Triyas, 251,902 milyon yıl önce (myö) Permiyen Dönemi'nin sonundan 201,4 myö Jura Dönemi'nin başlangıcına kadar 50,5 milyon yılı kapsayan jeolojik bir dönem ve sistemdir. Triyas, Mezozoyik Zaman'ın ilk ve en kısa dönemidir. Dönemin hem başlangıcı hem de sonunda büyük yok oluşlar görülmüştür. Triyas Dönemi, Erken Triyas, Orta Triyas ve Geç Triyas olmak üzere üç devreye ayrılır.

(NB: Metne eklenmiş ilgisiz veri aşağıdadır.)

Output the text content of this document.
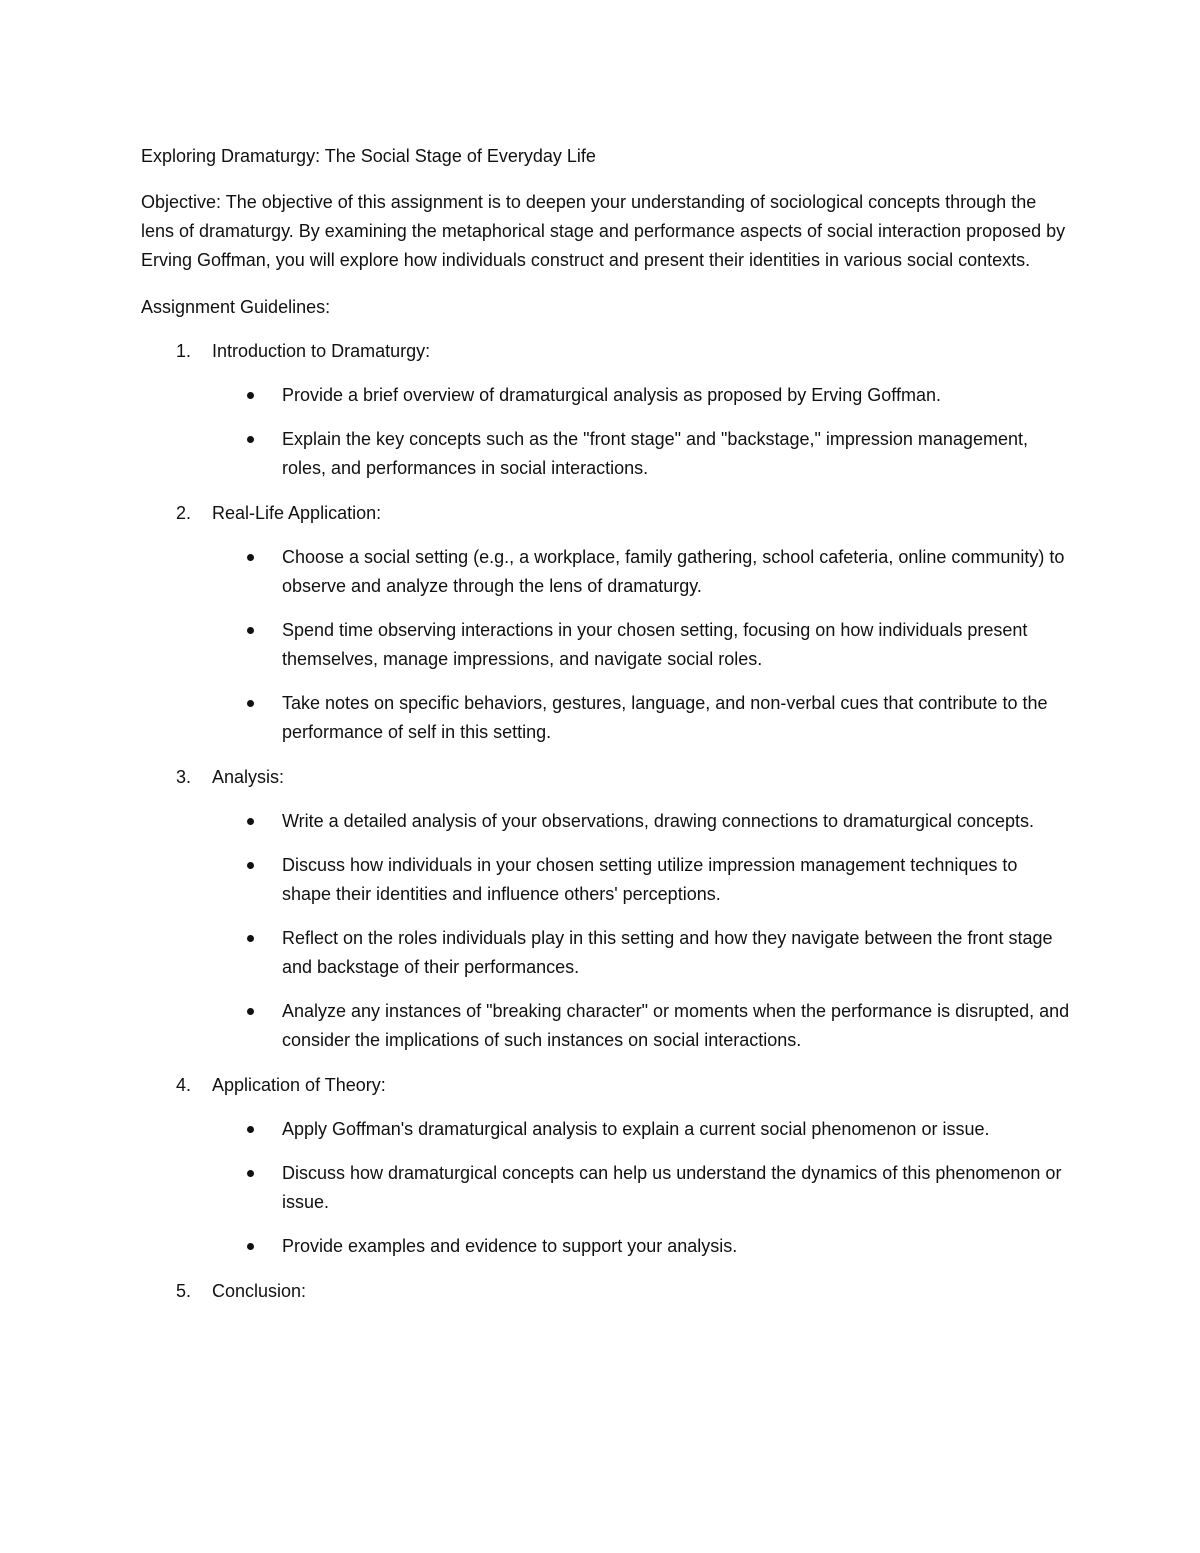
Exploring Dramaturgy: The Social Stage of Everyday Life

Objective: The objective of this assignment is to deepen your understanding of sociological concepts through the lens of dramaturgy. By examining the metaphorical stage and performance aspects of social interaction proposed by Erving Goffman, you will explore how individuals construct and present their identities in various social contexts.

Assignment Guidelines:

1. Introduction to Dramaturgy:
Provide a brief overview of dramaturgical analysis as proposed by Erving Goffman.
Explain the key concepts such as the "front stage" and "backstage," impression management, roles, and performances in social interactions.
2. Real-Life Application:
Choose a social setting (e.g., a workplace, family gathering, school cafeteria, online community) to observe and analyze through the lens of dramaturgy.
Spend time observing interactions in your chosen setting, focusing on how individuals present themselves, manage impressions, and navigate social roles.
Take notes on specific behaviors, gestures, language, and non-verbal cues that contribute to the performance of self in this setting.
3. Analysis:
Write a detailed analysis of your observations, drawing connections to dramaturgical concepts.
Discuss how individuals in your chosen setting utilize impression management techniques to shape their identities and influence others' perceptions.
Reflect on the roles individuals play in this setting and how they navigate between the front stage and backstage of their performances.
Analyze any instances of "breaking character" or moments when the performance is disrupted, and consider the implications of such instances on social interactions.
4. Application of Theory:
Apply Goffman's dramaturgical analysis to explain a current social phenomenon or issue.
Discuss how dramaturgical concepts can help us understand the dynamics of this phenomenon or issue.
Provide examples and evidence to support your analysis.
5. Conclusion:
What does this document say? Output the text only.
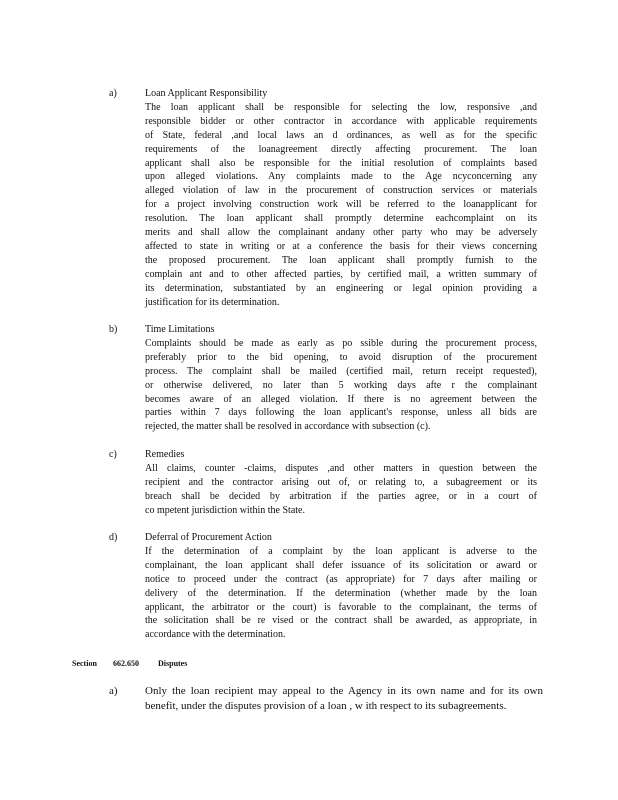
a)	Loan Applicant Responsibility
The loan applicant shall be responsible for selecting the low, responsive ,and
responsible bidder or other contractor in accordance with applicable requirements
of State, federal ,and local laws an d ordinances, as well as for the specific
requirements of the loanagreement directly affecting procurement. The loan
applicant shall also be responsible for the initial resolution of complaints based
upon alleged violations. Any complaints made to the Age ncyconcerning any
alleged violation of law in the procurement of construction services or materials
for a project involving construction work will be referred to the loanapplicant for
resolution. The loan applicant shall promptly determine eachcomplaint on its
merits and shall allow the complainant andany other party who may be adversely
affected to state in writing or at a conference the basis for their views concerning
the proposed procurement. The loan applicant shall promptly furnish to the
complain ant and to other affected parties, by certified mail, a written summary of
its determination, substantiated by an engineering or legal opinion providing a
justification for its determination.
b)	Time Limitations
Complaints should be made as early as po ssible during the procurement process,
preferably prior to the bid opening, to avoid disruption of the procurement
process. The complaint shall be mailed (certified mail, return receipt requested),
or otherwise delivered, no later than 5 working days afte r the complainant
becomes aware of an alleged violation. If there is no agreement between the
parties within 7 days following the loan applicant's response, unless all bids are
rejected, the matter shall be resolved in accordance with subsection (c).
c)	Remedies
All claims, counter -claims, disputes ,and other matters in question between the
recipient and the contractor arising out of, or relating to, a subagreement or its
breach shall be decided by arbitration if the parties agree, or in a court of
co mpetent jurisdiction within the State.
d)	Deferral of Procurement Action
If the determination of a complaint by the loan applicant is adverse to the
complainant, the loan applicant shall defer issuance of its solicitation or award or
notice to proceed under the contract (as appropriate) for 7 days after mailing or
delivery of the determination. If the determination (whether made by the loan
applicant, the arbitrator or the court) is favorable to the complainant, the terms of
the solicitation shall be re vised or the contract shall be awarded, as appropriate, in
accordance with the determination.
Section 662.650 Disputes
a) Only the loan recipient may appeal to the Agency in its own name and for its own
benefit, under the disputes provision of a loan , w ith respect to its subagreements.
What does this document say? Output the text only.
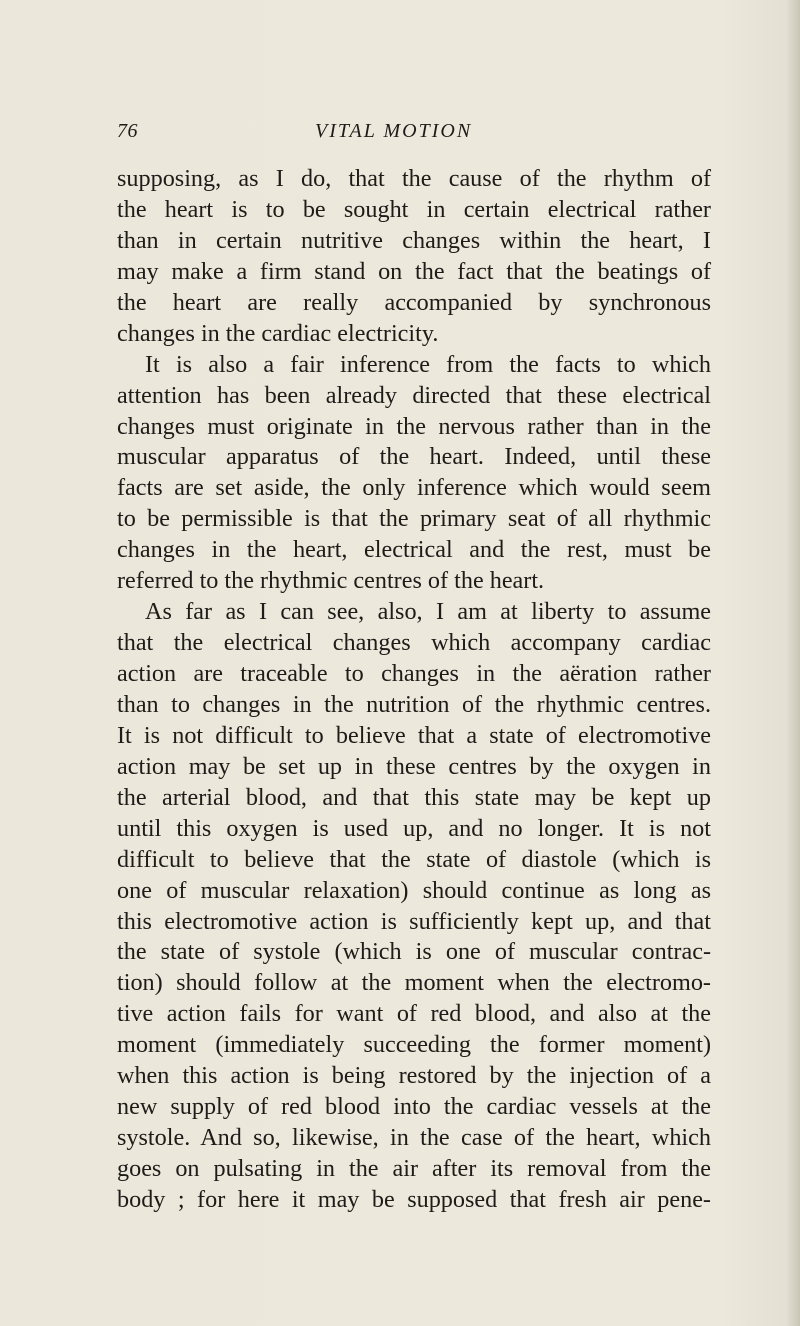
76	VITAL MOTION
supposing, as I do, that the cause of the rhythm of
the heart is to be sought in certain electrical rather
than in certain nutritive changes within the heart, I
may make a firm stand on the fact that the beatings of
the heart are really accompanied by synchronous
changes in the cardiac electricity.
It is also a fair inference from the facts to which
attention has been already directed that these electrical
changes must originate in the nervous rather than in the
muscular apparatus of the heart. Indeed, until these
facts are set aside, the only inference which would seem
to be permissible is that the primary seat of all rhythmic
changes in the heart, electrical and the rest, must be
referred to the rhythmic centres of the heart.
As far as I can see, also, I am at liberty to assume
that the electrical changes which accompany cardiac
action are traceable to changes in the aëration rather
than to changes in the nutrition of the rhythmic centres.
It is not difficult to believe that a state of electromotive
action may be set up in these centres by the oxygen in
the arterial blood, and that this state may be kept up
until this oxygen is used up, and no longer. It is not
difficult to believe that the state of diastole (which is
one of muscular relaxation) should continue as long as
this electromotive action is sufficiently kept up, and that
the state of systole (which is one of muscular contrac-
tion) should follow at the moment when the electromo-
tive action fails for want of red blood, and also at the
moment (immediately succeeding the former moment)
when this action is being restored by the injection of a
new supply of red blood into the cardiac vessels at the
systole. And so, likewise, in the case of the heart, which
goes on pulsating in the air after its removal from the
body ; for here it may be supposed that fresh air pene-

Pangea, Paleozoyik sonları ile Mezozoyik başlarında var olmuş dördüncü ve son süperkıtadır. Yaklaşık 335 milyon yıl önce daha önceki erken kıta parçalarından toplanarak bir araya geldi ve yaklaşık 200 milyon yıl önce ayrılmaya başladı. Günümüzdeki yeryüzünün aksine, bu süperkıtanın daha fazla bir kısmı güney yarımkürede bulunuyordu ve etrafı süper okyanus Panthalassa ile çevriliydi. Pangea magma tabakasındaki konveksiyonel hareketler sonucunda güneyde Gondvana ve kuzeyde Laurasia (Lavrasya) olarak ikiye bölünmüştür. İlerleyen evrelerde bu 2 kıta daha fazla parçaya ayrılarak günümüzdeki kıtalara dönüşmüştür. Pangea, günümüze kadar var olan süperkıtaların sonuncusu ve jeologlarca biçimi ortaya çıkarılanların ilkidir.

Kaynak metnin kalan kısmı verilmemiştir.